En espérant, évidemment, que l’enfant n’ait pas besoin de se moucher 10 ou 15 fois dans la journée... «Il faut qu’on soit indulgent avec nos enfants», propose la Dre Marcoux-Huard et il faut l’être avec nous-mêmes aussi. Ça va être un processus d’apprentissage. La Santé publique travaille étroitement avec nos écoles. On va continuer ce travail-là. On a des liens de collaboration très étroits. En Santé publique on se dit toujours qu’il faut appliquer des mesures efficaces et dans la faisabilité des choses. On prend tout ça en considération. On va s’ajuster, on va apprendre», dit-elle.

La Dre Marcoux-Huard invite à s’accrocher à tous les bons côtés sociaux et psychologiques associés à la fréquentation de l’école par les enfants.

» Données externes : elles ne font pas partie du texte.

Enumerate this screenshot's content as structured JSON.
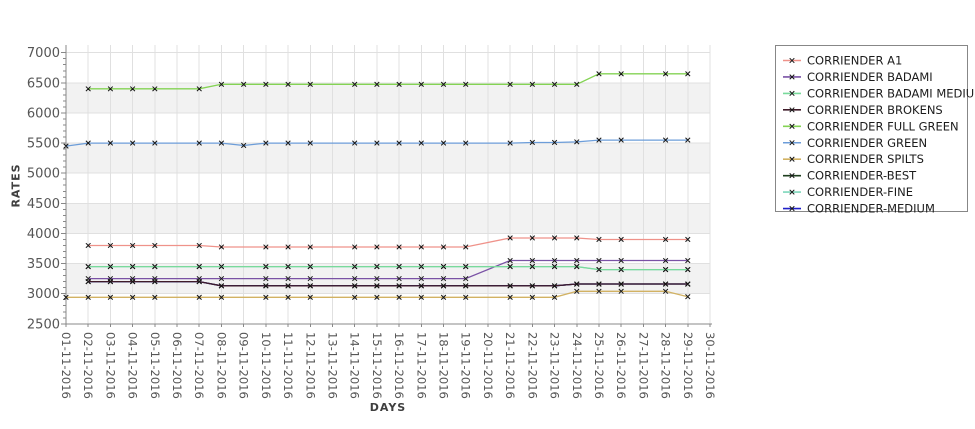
{
  "chart_data": {
    "type": "line",
    "title": "",
    "xlabel": "DAYS",
    "ylabel": "RATES",
    "ylim": [
      2500,
      7000
    ],
    "y_tick_step": 500,
    "y_minor_step": 100,
    "grid": true,
    "legend_position": "right",
    "marker": "x",
    "marker_color": "#161616",
    "band_color": "#f2f2f2",
    "grid_color": "#e0e0e0",
    "axis_color": "#888888",
    "tick_label_color": "#565656",
    "bands": [
      [
        3000,
        3500
      ],
      [
        4000,
        4500
      ],
      [
        5000,
        5500
      ],
      [
        6000,
        6500
      ]
    ],
    "x_categories": [
      "01-11-2016",
      "02-11-2016",
      "03-11-2016",
      "04-11-2016",
      "05-11-2016",
      "06-11-2016",
      "07-11-2016",
      "08-11-2016",
      "09-11-2016",
      "10-11-2016",
      "11-11-2016",
      "12-11-2016",
      "13-11-2016",
      "14-11-2016",
      "15-11-2016",
      "16-11-2016",
      "17-11-2016",
      "18-11-2016",
      "19-11-2016",
      "20-11-2016",
      "21-11-2016",
      "22-11-2016",
      "23-11-2016",
      "24-11-2016",
      "25-11-2016",
      "26-11-2016",
      "27-11-2016",
      "28-11-2016",
      "29-11-2016",
      "30-11-2016"
    ],
    "series": [
      {
        "name": "CORRIENDER A1",
        "color": "#ef928a",
        "z": 0,
        "points": [
          [
            2,
            3800
          ],
          [
            3,
            3800
          ],
          [
            4,
            3800
          ],
          [
            5,
            3800
          ],
          [
            7,
            3800
          ],
          [
            8,
            3775
          ],
          [
            10,
            3775
          ],
          [
            11,
            3775
          ],
          [
            12,
            3775
          ],
          [
            14,
            3775
          ],
          [
            15,
            3775
          ],
          [
            16,
            3775
          ],
          [
            17,
            3775
          ],
          [
            18,
            3775
          ],
          [
            19,
            3775
          ],
          [
            21,
            3925
          ],
          [
            22,
            3925
          ],
          [
            23,
            3925
          ],
          [
            24,
            3925
          ],
          [
            25,
            3900
          ],
          [
            26,
            3900
          ],
          [
            28,
            3900
          ],
          [
            29,
            3900
          ]
        ]
      },
      {
        "name": "CORRIENDER BADAMI",
        "color": "#7a52a5",
        "z": 0,
        "points": [
          [
            2,
            3250
          ],
          [
            3,
            3250
          ],
          [
            4,
            3250
          ],
          [
            5,
            3250
          ],
          [
            7,
            3250
          ],
          [
            8,
            3250
          ],
          [
            10,
            3250
          ],
          [
            11,
            3250
          ],
          [
            12,
            3250
          ],
          [
            14,
            3250
          ],
          [
            15,
            3250
          ],
          [
            16,
            3250
          ],
          [
            17,
            3250
          ],
          [
            18,
            3250
          ],
          [
            19,
            3250
          ],
          [
            21,
            3550
          ],
          [
            22,
            3550
          ],
          [
            23,
            3550
          ],
          [
            24,
            3550
          ],
          [
            25,
            3550
          ],
          [
            26,
            3550
          ],
          [
            28,
            3550
          ],
          [
            29,
            3550
          ]
        ]
      },
      {
        "name": "CORRIENDER BADAMI MEDIUM",
        "color": "#79da9b",
        "z": 1,
        "points": [
          [
            2,
            3450
          ],
          [
            3,
            3450
          ],
          [
            4,
            3450
          ],
          [
            5,
            3450
          ],
          [
            7,
            3450
          ],
          [
            8,
            3450
          ],
          [
            10,
            3450
          ],
          [
            11,
            3450
          ],
          [
            12,
            3450
          ],
          [
            14,
            3450
          ],
          [
            15,
            3450
          ],
          [
            16,
            3450
          ],
          [
            17,
            3450
          ],
          [
            18,
            3450
          ],
          [
            19,
            3450
          ],
          [
            21,
            3450
          ],
          [
            22,
            3450
          ],
          [
            23,
            3450
          ],
          [
            24,
            3450
          ],
          [
            25,
            3400
          ],
          [
            26,
            3400
          ],
          [
            28,
            3400
          ],
          [
            29,
            3400
          ]
        ]
      },
      {
        "name": "CORRIENDER BROKENS",
        "color": "#3f1b29",
        "z": 1,
        "points": [
          [
            2,
            3200
          ],
          [
            3,
            3200
          ],
          [
            4,
            3200
          ],
          [
            5,
            3200
          ],
          [
            7,
            3200
          ],
          [
            8,
            3130
          ],
          [
            10,
            3130
          ],
          [
            11,
            3130
          ],
          [
            12,
            3130
          ],
          [
            14,
            3130
          ],
          [
            15,
            3130
          ],
          [
            16,
            3130
          ],
          [
            17,
            3130
          ],
          [
            18,
            3130
          ],
          [
            19,
            3130
          ],
          [
            21,
            3130
          ],
          [
            22,
            3130
          ],
          [
            23,
            3130
          ],
          [
            24,
            3160
          ],
          [
            25,
            3160
          ],
          [
            26,
            3160
          ],
          [
            28,
            3160
          ],
          [
            29,
            3160
          ]
        ]
      },
      {
        "name": "CORRIENDER FULL GREEN",
        "color": "#84d354",
        "z": 0,
        "points": [
          [
            2,
            6400
          ],
          [
            3,
            6400
          ],
          [
            4,
            6400
          ],
          [
            5,
            6400
          ],
          [
            7,
            6400
          ],
          [
            8,
            6475
          ],
          [
            9,
            6475
          ],
          [
            10,
            6475
          ],
          [
            11,
            6475
          ],
          [
            12,
            6475
          ],
          [
            14,
            6475
          ],
          [
            15,
            6475
          ],
          [
            16,
            6475
          ],
          [
            17,
            6475
          ],
          [
            18,
            6475
          ],
          [
            19,
            6475
          ],
          [
            21,
            6475
          ],
          [
            22,
            6475
          ],
          [
            23,
            6475
          ],
          [
            24,
            6475
          ],
          [
            25,
            6650
          ],
          [
            26,
            6650
          ],
          [
            28,
            6650
          ],
          [
            29,
            6650
          ]
        ]
      },
      {
        "name": "CORRIENDER GREEN",
        "color": "#6c9dd9",
        "z": 0,
        "points": [
          [
            1,
            5450
          ],
          [
            2,
            5500
          ],
          [
            3,
            5500
          ],
          [
            4,
            5500
          ],
          [
            5,
            5500
          ],
          [
            7,
            5500
          ],
          [
            8,
            5500
          ],
          [
            9,
            5460
          ],
          [
            10,
            5500
          ],
          [
            11,
            5500
          ],
          [
            12,
            5500
          ],
          [
            14,
            5500
          ],
          [
            15,
            5500
          ],
          [
            16,
            5500
          ],
          [
            17,
            5500
          ],
          [
            18,
            5500
          ],
          [
            19,
            5500
          ],
          [
            21,
            5500
          ],
          [
            22,
            5510
          ],
          [
            23,
            5510
          ],
          [
            24,
            5520
          ],
          [
            25,
            5550
          ],
          [
            26,
            5550
          ],
          [
            28,
            5550
          ],
          [
            29,
            5550
          ]
        ]
      },
      {
        "name": "CORRIENDER SPILTS",
        "color": "#d2b263",
        "z": 0,
        "points": [
          [
            1,
            2940
          ],
          [
            2,
            2940
          ],
          [
            3,
            2940
          ],
          [
            4,
            2940
          ],
          [
            5,
            2940
          ],
          [
            7,
            2940
          ],
          [
            8,
            2940
          ],
          [
            10,
            2940
          ],
          [
            11,
            2940
          ],
          [
            12,
            2940
          ],
          [
            14,
            2940
          ],
          [
            15,
            2940
          ],
          [
            16,
            2940
          ],
          [
            17,
            2940
          ],
          [
            18,
            2940
          ],
          [
            19,
            2940
          ],
          [
            21,
            2940
          ],
          [
            22,
            2940
          ],
          [
            23,
            2940
          ],
          [
            24,
            3040
          ],
          [
            25,
            3040
          ],
          [
            26,
            3040
          ],
          [
            28,
            3040
          ],
          [
            29,
            2950
          ]
        ]
      },
      {
        "name": "CORRIENDER-BEST",
        "color": "#1e3e1e",
        "z": 0,
        "points": [
          [
            2,
            3200
          ],
          [
            3,
            3200
          ],
          [
            4,
            3200
          ],
          [
            5,
            3200
          ],
          [
            7,
            3200
          ],
          [
            8,
            3130
          ],
          [
            10,
            3130
          ],
          [
            11,
            3130
          ],
          [
            12,
            3130
          ],
          [
            14,
            3130
          ],
          [
            15,
            3130
          ],
          [
            16,
            3130
          ],
          [
            17,
            3130
          ],
          [
            18,
            3130
          ],
          [
            19,
            3130
          ],
          [
            21,
            3130
          ],
          [
            22,
            3130
          ],
          [
            23,
            3130
          ],
          [
            24,
            3160
          ],
          [
            25,
            3160
          ],
          [
            26,
            3160
          ],
          [
            28,
            3160
          ],
          [
            29,
            3160
          ]
        ]
      },
      {
        "name": "CORRIENDER-FINE",
        "color": "#7ed7bc",
        "z": 0,
        "points": [
          [
            2,
            3450
          ],
          [
            3,
            3450
          ],
          [
            4,
            3450
          ],
          [
            5,
            3450
          ],
          [
            7,
            3450
          ],
          [
            8,
            3450
          ],
          [
            10,
            3450
          ],
          [
            11,
            3450
          ],
          [
            12,
            3450
          ],
          [
            14,
            3450
          ],
          [
            15,
            3450
          ],
          [
            16,
            3450
          ],
          [
            17,
            3450
          ],
          [
            18,
            3450
          ],
          [
            19,
            3450
          ],
          [
            21,
            3450
          ],
          [
            22,
            3450
          ],
          [
            23,
            3450
          ],
          [
            24,
            3450
          ],
          [
            25,
            3400
          ],
          [
            26,
            3400
          ],
          [
            28,
            3400
          ],
          [
            29,
            3400
          ]
        ]
      },
      {
        "name": "CORRIENDER-MEDIUM",
        "color": "#2020c8",
        "z": 0,
        "points": [
          [
            2,
            3200
          ],
          [
            3,
            3200
          ],
          [
            4,
            3200
          ],
          [
            5,
            3200
          ],
          [
            7,
            3200
          ],
          [
            8,
            3130
          ],
          [
            10,
            3130
          ],
          [
            11,
            3130
          ],
          [
            12,
            3130
          ],
          [
            14,
            3130
          ],
          [
            15,
            3130
          ],
          [
            16,
            3130
          ],
          [
            17,
            3130
          ],
          [
            18,
            3130
          ],
          [
            19,
            3130
          ],
          [
            21,
            3130
          ],
          [
            22,
            3130
          ],
          [
            23,
            3130
          ],
          [
            24,
            3160
          ],
          [
            25,
            3160
          ],
          [
            26,
            3160
          ],
          [
            28,
            3160
          ],
          [
            29,
            3160
          ]
        ]
      }
    ]
  }
}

Elle reconnaît toutefois que la situation pourrait donner lieu à certaines réactions. «J’entrevois qu’il pourrait y avoir des parents qui, dès qu’un enfant aura quelque chose qui s’apparente à un symptôme de COVID, va vouloir retirer son enfant, va peut-être aller dans les médias en parler. On ne veut pas que ça ait un impact négatif pour l’enfant qui a un symptôme qui finalement, n’est pas la COVID. Lui aussi a le droit d’être à l’école. La COVID n’a pas mis un stop à la circulation des autres virus», fait-elle valoir.

En attendant, il s’agit d’aider son enfant à se pratiquer à bien manipuler son masque. Pour faciliter l’adhésion au port du masque, on peut également inviter son enfant à en choisir un avec des motifs qui lui plaisent, propose-t-elle.